Re: [PATCH] SO_REUSEADDR and SO_REUSEPORT behaviour

From: Sepherosa Ziehau <sepherosa_at_gmail.com> Date: Fri, 6 Dec 2013 11:04:29 +0800 · This archive was generated by hypermail 2.4.0 : Wed May 19 2021 - 11:40:45 UTC

On Tue, Dec 3, 2013 at 5:41 AM, Adrian Chadd <adrian_at_freebsd.org> wrote:
>
> On 2 December 2013 03:45, Sepherosa Ziehau <sepherosa_at_gmail.com> wrote:
> >
> > On Mon, Dec 2, 2013 at 1:02 PM, Adrian Chadd <adrian_at_freebsd.org> wrote:
> >
> >> Ok, so given this, how do you guarantee the UTHREAD stays on the given
> >> CPU? You assume it stays on the CPU that the initial listen socket was
> >> created on, right?
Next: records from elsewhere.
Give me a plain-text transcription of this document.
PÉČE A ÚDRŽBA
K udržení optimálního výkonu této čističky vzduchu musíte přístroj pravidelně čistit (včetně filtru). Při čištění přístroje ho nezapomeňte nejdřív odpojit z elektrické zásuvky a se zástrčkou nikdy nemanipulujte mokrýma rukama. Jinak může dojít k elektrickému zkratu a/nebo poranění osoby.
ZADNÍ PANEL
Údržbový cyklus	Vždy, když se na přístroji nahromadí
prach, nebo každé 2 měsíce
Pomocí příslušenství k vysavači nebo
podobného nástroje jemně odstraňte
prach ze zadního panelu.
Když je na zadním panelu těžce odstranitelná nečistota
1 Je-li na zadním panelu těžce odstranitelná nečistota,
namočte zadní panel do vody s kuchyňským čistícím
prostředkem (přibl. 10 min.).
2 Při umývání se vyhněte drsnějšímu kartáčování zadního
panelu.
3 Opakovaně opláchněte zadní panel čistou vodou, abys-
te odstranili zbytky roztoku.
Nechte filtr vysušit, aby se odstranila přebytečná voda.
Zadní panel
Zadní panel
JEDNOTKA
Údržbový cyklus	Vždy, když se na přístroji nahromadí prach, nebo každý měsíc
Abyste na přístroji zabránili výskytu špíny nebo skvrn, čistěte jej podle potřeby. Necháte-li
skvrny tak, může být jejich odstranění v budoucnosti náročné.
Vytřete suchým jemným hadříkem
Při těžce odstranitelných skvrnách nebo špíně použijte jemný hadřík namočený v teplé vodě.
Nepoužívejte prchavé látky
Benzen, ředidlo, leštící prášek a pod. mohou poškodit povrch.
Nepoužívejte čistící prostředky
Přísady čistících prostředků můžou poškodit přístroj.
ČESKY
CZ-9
If it's migrated to another CPU core then the
> >> listen queue still stays in the original hash group that's in a netisr
> >> on a different CPU?
> >
> > As I wrote in the above brief introduction, Dfly currently relies on the
> > scheduler doing the proper thing (the scheduler does do a very good job
> > during my tests).  I need to export certain kind of socket option to make
> > that information available to user space programs.  Force UTHREAD binding in
> > kernel is not helpful, given in reverse proxy application, things are
> > different.  And even if that kind of binding information was exported to
> > user space, user space program still would have to poll it periodically (in
> > Dfly at least), since other programs binding to the same addr/port could
> > come and go, which will cause reorganizing of the inp localgroup in the
> > current Dfly implementation.
>
> Right. I kinda gathered that. It's fine, I was conceptually thinking
> of doing some thead pinning into this anyway.
>
> How do you see this scaling on massively multi-core machines? Like 32,
> 48, 64, 128 cores? I had some vague handwav-y notion of maybe limiting

We do have a 48 core box.  It is mainly used for package building and
other stuffs.  I didn't run network stress tests on it.  However, we
do address some message passing problems on it which will not be
unveiled on 8 cpu boxes.

> the concept of pcbgroup hash / netisr threads to a subset of CPUs, or
> have them be able to float between sockets but only have 1 (or n,

Floating around may be good, but by pinning netisr to a specific CPU
you could enjoy lockless per-cpu data.

> maybe) per socket. Or just have a fixed, smaller pool. The idea then

We used to have dedicated threads for UDP and TCP processing, but it
turns out that one netisr per cpu works best in Dfly.  You probably
need to try and measure before deciding to move to 1 or N netisrs per
cpu.

Best Regards,
sephe

> is the scheduler would need to be told that a given userland
> thread/process belongs to a given netisr thread, and to schedule them
> on the same CPU when possible.
>
> Anyway, thanks for doing this work. I only wish that you'd do it for
> FreeBSD. :-)
>
>
>
> -adrian

-- 
Tomorrow Will Never Die